Neil Ever Osborne, also a Trent University environment professor, traveled to Antarctica in November 2023, taking photos of the landscapes and animals that now sit in Toronto's Berenson Fine Art gallery.
While the photos serve as a reminder of his travels, he says they're meant to help spark conversations around the melting ice and endangered habitats on the continent.
"Nowhere on planet Earth is going to be untouched by a warming world, including Antarctica," he said.
Osborne says he made the decision to embark on a five-day journey to the continent with a team of researchers after learning that emperor penguins were struggling to breed — something he also attributes to a warming climate.
Once he arrived, Osborne said he caught sight of dead penguins encased in ice. He says one possible scenario is that they died naturally on the sea ice.
"But it could also be the case that these penguins have fallen into melt ponds," he said. "We're making hypotheses and we're making some conclusions that that could be because of the warmer temperatures."
It wasn't just penguins that made Osborne come face-to-face with the effects of climate change. He says his cameras captured icebergs with arches that were caused by melting ice.

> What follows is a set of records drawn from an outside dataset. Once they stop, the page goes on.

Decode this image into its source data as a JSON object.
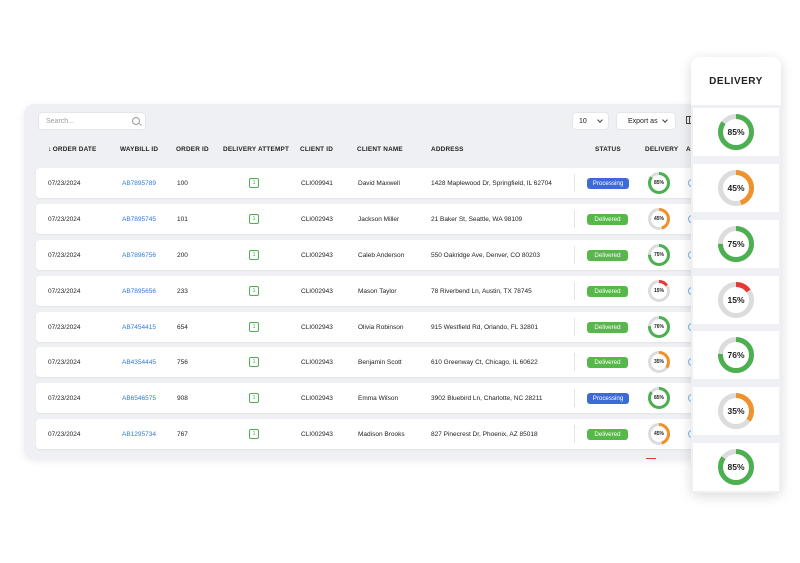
{
  "toolbar": {
    "search_placeholder": "Search...",
    "page_size": "10",
    "export_label": "Export as"
  },
  "columns": [
    "ORDER DATE",
    "WAYBILL ID",
    "ORDER ID",
    "DELIVERY ATTEMPT",
    "CLIENT ID",
    "CLIENT NAME",
    "ADDRESS",
    "STATUS",
    "DELIVERY",
    "AC"
  ],
  "rows": [
    {
      "date": "07/23/2024",
      "waybill": "AB7895789",
      "order_id": "100",
      "attempt": "1",
      "client_id": "CLI009941",
      "client_name": "David Maxwell",
      "address": "1428 Maplewood Dr, Springfield, IL 62704",
      "status": "Processing",
      "delivery": "85%",
      "delivery_value": 85
    },
    {
      "date": "07/23/2024",
      "waybill": "AB7895745",
      "order_id": "101",
      "attempt": "1",
      "client_id": "CLI002943",
      "client_name": "Jackson Miller",
      "address": "21 Baker St, Seattle, WA 98109",
      "status": "Delivered",
      "delivery": "45%",
      "delivery_value": 45
    },
    {
      "date": "07/23/2024",
      "waybill": "AB7896756",
      "order_id": "200",
      "attempt": "1",
      "client_id": "CLI002943",
      "client_name": "Caleb Anderson",
      "address": "550 Oakridge Ave, Denver, CO 80203",
      "status": "Delivered",
      "delivery": "75%",
      "delivery_value": 75
    },
    {
      "date": "07/23/2024",
      "waybill": "AB7895656",
      "order_id": "233",
      "attempt": "1",
      "client_id": "CLI002943",
      "client_name": "Mason Taylor",
      "address": "78 Riverbend Ln, Austin, TX 78745",
      "status": "Delivered",
      "delivery": "15%",
      "delivery_value": 15
    },
    {
      "date": "07/23/2024",
      "waybill": "AB7454415",
      "order_id": "654",
      "attempt": "1",
      "client_id": "CLI002943",
      "client_name": "Olivia Robinson",
      "address": "915 Westfield Rd, Orlando, FL 32801",
      "status": "Delivered",
      "delivery": "76%",
      "delivery_value": 76
    },
    {
      "date": "07/23/2024",
      "waybill": "AB4354445",
      "order_id": "756",
      "attempt": "1",
      "client_id": "CLI002943",
      "client_name": "Benjamin Scott",
      "address": "610 Greenway Ct, Chicago, IL 60622",
      "status": "Delivered",
      "delivery": "35%",
      "delivery_value": 35
    },
    {
      "date": "07/23/2024",
      "waybill": "AB6546575",
      "order_id": "908",
      "attempt": "1",
      "client_id": "CLI002943",
      "client_name": "Emma Wilson",
      "address": "3902 Bluebird Ln, Charlotte, NC 28211",
      "status": "Processing",
      "delivery": "85%",
      "delivery_value": 85
    },
    {
      "date": "07/23/2024",
      "waybill": "AB1295734",
      "order_id": "767",
      "attempt": "1",
      "client_id": "CLI002943",
      "client_name": "Madison Brooks",
      "address": "827 Pinecrest Dr, Phoenix, AZ 85018",
      "status": "Delivered",
      "delivery": "45%",
      "delivery_value": 45
    }
  ],
  "delivery_panel": {
    "title": "DELIVERY",
    "items": [
      {
        "label": "85%",
        "value": 85
      },
      {
        "label": "45%",
        "value": 45
      },
      {
        "label": "75%",
        "value": 75
      },
      {
        "label": "15%",
        "value": 15
      },
      {
        "label": "76%",
        "value": 76
      },
      {
        "label": "35%",
        "value": 35
      },
      {
        "label": "85%",
        "value": 85
      }
    ]
  },
  "colors": {
    "delivered": "#56b848",
    "processing": "#3d6ad6",
    "waybill_link": "#2f7ad8",
    "ring_high": "#4caf50",
    "ring_mid": "#f0922b",
    "ring_low": "#e53935",
    "ring_track": "#dcdcdc"
  }
}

"We're speaking to just how fragile this ecosystem might be. But I'd also like to think that these iceberg formations last a while. And so we're also speaking to the strength of the ecosystem as well."
The melting of ice in some of the world's coldest areas has been happening rapidly and steadily over several decades.
According to research from The Cryosphere, a peer-reviewed scientific journal, nearly 25.4 trillion tonnes of the Earth's ice has melted between 1994 and 2017. More than 1.8 trillion tonnes of this came from the Antarctic ice sheet, the study says.
The situation is alarming to people like Osborne.
The photographer has joined a global campaign by Only One, a non-profit organization dedicated to protection ocean health and tackling climate change. The campaign aims to help protect Antarctica's surrounding waters by calling on the Commission for the Conservation of Antarctic Marine Living Resources (CCAMLR) to establish four marine protected ocean areas around the Southern Ocean. The CCAMLR is an international body meant to protect and preserve the southern ocean and its wildlife.
The online petition has gained more than 300,000 signatures. Osborne is encouraging guests to add their names to the petition.